No answer. The living room looked undisturbed. All the drapes were closed. It was a simple room, but neat. A big plaid recliner. A plaid couch. A couple of tables and lamps. The same new beige wall-to-wall carpet that had been laid on the stairs. No beer cans, laundry or pizza boxes on the floor. No signs of a scuffle. Or a robbery. Sully owned a 36-inch Panasonic television and a top-of-the-line VCR. Both sat placidly facing the couch. He didn’t live like a Lotto millionaire, but then, thirty years in the FDNY could do that to a person.
A light but steady breeze drifted over Georgia’s shoulder. It was coming from the open window in the hallway outside the apartment. It went through her like ice, then seemed to pass down a dark, windowless hallway that Georgia guessed led to a bedroom in the back. She called out again. Still no answer. The cat mewed at Georgia’s feet. She could smell a faint ammonia odor from the litter box. She couldn’t tell if it was faint because it had recently been changed or because the breeze through the apartment was sucking out the odor. She glanced at a small open kitchen off the living area. No dishes in the sink. She opened the refrigerator.

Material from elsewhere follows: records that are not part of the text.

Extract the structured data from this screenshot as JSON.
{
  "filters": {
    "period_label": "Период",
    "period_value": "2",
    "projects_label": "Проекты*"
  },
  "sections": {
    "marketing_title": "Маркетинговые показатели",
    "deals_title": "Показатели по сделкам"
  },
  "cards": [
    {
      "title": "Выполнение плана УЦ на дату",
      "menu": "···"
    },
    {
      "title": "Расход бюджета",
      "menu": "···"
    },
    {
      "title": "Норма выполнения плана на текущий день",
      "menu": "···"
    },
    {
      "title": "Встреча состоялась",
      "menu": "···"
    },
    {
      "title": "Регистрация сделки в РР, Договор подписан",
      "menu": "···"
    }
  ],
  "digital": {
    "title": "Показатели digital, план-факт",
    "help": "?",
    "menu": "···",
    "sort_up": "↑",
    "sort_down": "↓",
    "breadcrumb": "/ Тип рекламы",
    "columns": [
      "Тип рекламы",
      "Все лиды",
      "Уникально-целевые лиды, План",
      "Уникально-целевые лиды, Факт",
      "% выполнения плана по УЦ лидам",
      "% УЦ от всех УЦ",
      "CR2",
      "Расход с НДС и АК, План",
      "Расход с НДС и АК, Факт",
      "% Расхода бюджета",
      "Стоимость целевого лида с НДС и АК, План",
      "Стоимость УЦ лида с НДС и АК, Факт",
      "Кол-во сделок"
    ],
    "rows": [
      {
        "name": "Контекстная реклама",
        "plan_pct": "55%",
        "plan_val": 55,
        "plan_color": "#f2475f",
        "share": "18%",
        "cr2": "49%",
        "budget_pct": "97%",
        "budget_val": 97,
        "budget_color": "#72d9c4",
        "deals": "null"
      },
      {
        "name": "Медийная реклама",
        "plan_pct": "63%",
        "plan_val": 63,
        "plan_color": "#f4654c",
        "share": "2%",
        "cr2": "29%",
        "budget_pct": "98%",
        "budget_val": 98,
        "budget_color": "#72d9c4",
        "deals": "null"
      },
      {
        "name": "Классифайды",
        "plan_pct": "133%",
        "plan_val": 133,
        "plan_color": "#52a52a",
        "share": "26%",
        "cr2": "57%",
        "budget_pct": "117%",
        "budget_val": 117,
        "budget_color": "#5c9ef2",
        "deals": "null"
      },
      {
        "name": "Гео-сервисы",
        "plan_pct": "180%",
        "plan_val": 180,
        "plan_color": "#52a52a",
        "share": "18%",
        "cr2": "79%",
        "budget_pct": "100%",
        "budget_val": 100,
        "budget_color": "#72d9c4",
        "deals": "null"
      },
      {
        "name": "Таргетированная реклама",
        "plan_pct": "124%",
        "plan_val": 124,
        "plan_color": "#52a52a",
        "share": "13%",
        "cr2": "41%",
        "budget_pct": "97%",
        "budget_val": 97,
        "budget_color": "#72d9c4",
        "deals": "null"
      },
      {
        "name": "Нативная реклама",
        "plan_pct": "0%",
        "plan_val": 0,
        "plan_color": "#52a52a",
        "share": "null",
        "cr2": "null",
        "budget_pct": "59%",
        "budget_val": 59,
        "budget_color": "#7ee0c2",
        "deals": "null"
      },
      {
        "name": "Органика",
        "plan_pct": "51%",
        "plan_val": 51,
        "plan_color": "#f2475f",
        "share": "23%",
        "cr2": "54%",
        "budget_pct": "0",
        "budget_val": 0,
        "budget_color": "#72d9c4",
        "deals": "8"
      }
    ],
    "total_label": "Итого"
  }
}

Not a lot of food—a half-open can of cat food, a six-pack of beer, the remains of some Chinese takeout. Still, none of it smelled like it had been in here more than a couple of days.
Georgia wished she’d had her latex gloves with her. She didn’t want to touch anything without them. She slipped on a wool glove from her coat pocket and peered down the hallway. There was a square, chest-high opening on the left that Georgia guessed was an old dumbwaiter. The door to the dumbwaiter had been pushed up. The breeze picked up in this direction. Sully had to have left a window open in the bedroom. But in winter?